Quando ela disser "Não", leve a sério!
Considerando que vocês são leitores há mais de 18 anos, estaremos agora tratando de um novo caso verídico, envolvendo a lei criminal e a natureza humana. Este é um caso verídico que foi submetido a um tribunal israelense, tendo como objeto uma acusação de agressão e estupro. No decorrer do artigo me reservarei ao direito de omitir determinados detalhes íntimos, já que são completamente desnecessários.
Ruth e Boaz se encontraram em uma das muitas casas noturnas israelenses. Os dois se divertiram bastante no decorrer da noite, e nas primeiras horas da manhã se despediram, após trocar telefones e um terno beijo nos lábios.
Ambos estavam na faixa dos 20 anos. Boaz vivia com seus pais, acabando sua pós-graduação e Ruth trabalhava em uma copiadora, vivendo em apartamento próprio na cidade de Tel Aviv.
Passados alguns dias, se encontraram novamente, e novamente se despediram com um carinhoso e longo abraço. Havia uma flagrante química entre eles, e ambos sabiam disto. Agora, estavam de fato "tendo um relacionamento".
Na quinta vez em que saíram juntos, novamente foram a uma casa noturna, e tomaram algumas bebidas alcóolicas. Se divertiram, e Boaz propôs que continuassem na casa de Ruth.
Ela concordou, e o casal se dirigiu ao seu apartamento. Os dois estavam cientes de que haviam tomado alguns "drinks" a mais, mas ainda controlavam seus impulsos, conforme Ruth afirmou posteriormente. No apartamento ela ofereceu a Boaz alguns aperitivos, uma cerveja gelada, e aproveitaram o tempo juntos.
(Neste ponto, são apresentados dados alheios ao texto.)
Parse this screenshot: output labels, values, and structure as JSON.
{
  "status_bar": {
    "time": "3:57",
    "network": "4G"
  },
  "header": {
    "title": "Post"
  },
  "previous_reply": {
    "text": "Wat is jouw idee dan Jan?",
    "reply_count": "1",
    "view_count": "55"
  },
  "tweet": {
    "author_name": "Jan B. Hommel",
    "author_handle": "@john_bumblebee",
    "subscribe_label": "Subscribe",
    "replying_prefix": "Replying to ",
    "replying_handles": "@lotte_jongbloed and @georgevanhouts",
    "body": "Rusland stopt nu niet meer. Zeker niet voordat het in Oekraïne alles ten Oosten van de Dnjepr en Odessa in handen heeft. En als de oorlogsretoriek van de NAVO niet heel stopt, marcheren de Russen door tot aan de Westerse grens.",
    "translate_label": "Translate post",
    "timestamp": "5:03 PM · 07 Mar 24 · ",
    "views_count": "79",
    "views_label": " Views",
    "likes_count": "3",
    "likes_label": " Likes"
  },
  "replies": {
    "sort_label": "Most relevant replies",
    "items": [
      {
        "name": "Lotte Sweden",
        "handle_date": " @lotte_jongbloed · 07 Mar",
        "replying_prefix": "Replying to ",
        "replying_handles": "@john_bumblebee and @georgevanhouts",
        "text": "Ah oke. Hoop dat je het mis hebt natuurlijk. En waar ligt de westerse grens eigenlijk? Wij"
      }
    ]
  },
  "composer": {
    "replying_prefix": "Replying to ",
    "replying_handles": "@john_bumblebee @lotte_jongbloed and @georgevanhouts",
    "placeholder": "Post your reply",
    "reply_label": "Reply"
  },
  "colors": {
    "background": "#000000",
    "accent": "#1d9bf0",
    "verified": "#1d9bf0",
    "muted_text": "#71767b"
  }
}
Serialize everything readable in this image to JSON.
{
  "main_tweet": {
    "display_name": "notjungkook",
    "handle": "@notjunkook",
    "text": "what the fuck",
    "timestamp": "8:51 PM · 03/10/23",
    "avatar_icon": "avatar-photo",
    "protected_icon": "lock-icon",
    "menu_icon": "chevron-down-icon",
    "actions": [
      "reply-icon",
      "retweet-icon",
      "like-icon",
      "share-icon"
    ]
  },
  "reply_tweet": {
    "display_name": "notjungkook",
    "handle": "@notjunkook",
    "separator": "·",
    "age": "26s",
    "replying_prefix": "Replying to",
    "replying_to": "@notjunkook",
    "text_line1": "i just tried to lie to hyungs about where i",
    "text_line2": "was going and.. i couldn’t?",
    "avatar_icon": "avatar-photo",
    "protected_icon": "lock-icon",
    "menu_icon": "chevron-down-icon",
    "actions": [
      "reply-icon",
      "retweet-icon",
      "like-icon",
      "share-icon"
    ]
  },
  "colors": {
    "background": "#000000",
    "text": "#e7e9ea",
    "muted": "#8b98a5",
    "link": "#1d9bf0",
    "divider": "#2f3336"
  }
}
Se sentiam muito íntimos um do outro, naquela noite. Ruth consentiu que Boaz a despisse, e assim ele agiu.
Após alguns minutos, ambos estavam na mesma cama, completamente despidos, em sã consciência e concordância. Os dois mal podiam deter a onda de emoções e desejo, quando subitamente, sem qualquer explicação, ela disse "Não, pare"(!) e tentou empurrar Boaz para longe dela, quando ele já estava sobre seu corpo.
Boaz foi acusado de agressão e estupro. Ruth esclareceu que teria mudado de idéia "no último minuto" e decidiu não "continuar", não obstante ambos se encontrarem em uma situação na qual não havia tempo hábil para maiores explicações. Boaz alegou que achava que isto seria, certamente, "parte do jogo", e que por causa disto, acreditava que ela não pretendia realmente dizer "não".
A acusação de agressão foi indeferida, portanto, a questão a ser decidida pelos juízes era apenas uma: estupro ou relação consentida. Como podemos imaginar, não se tratou de uma decisão simples, mas ao final, Boaz foi declarado culpado. Ele não passou na prisão mais do que os 14 dias, na ocasião em que foi detido, mas teve um longo tempo de prisão suspensa, e sua vida foi quase que totalmente arruinada.
Um pouco de sensatez:
Seja esperto. Evite de se envolver em situações das quais não pode sair. E quando alguém lhe disser "não", tenha em mente que para esta palavra não há outro significado.
Atenciosamente,
D. Henrique (Tzvi) Szajnbrum, Advogado.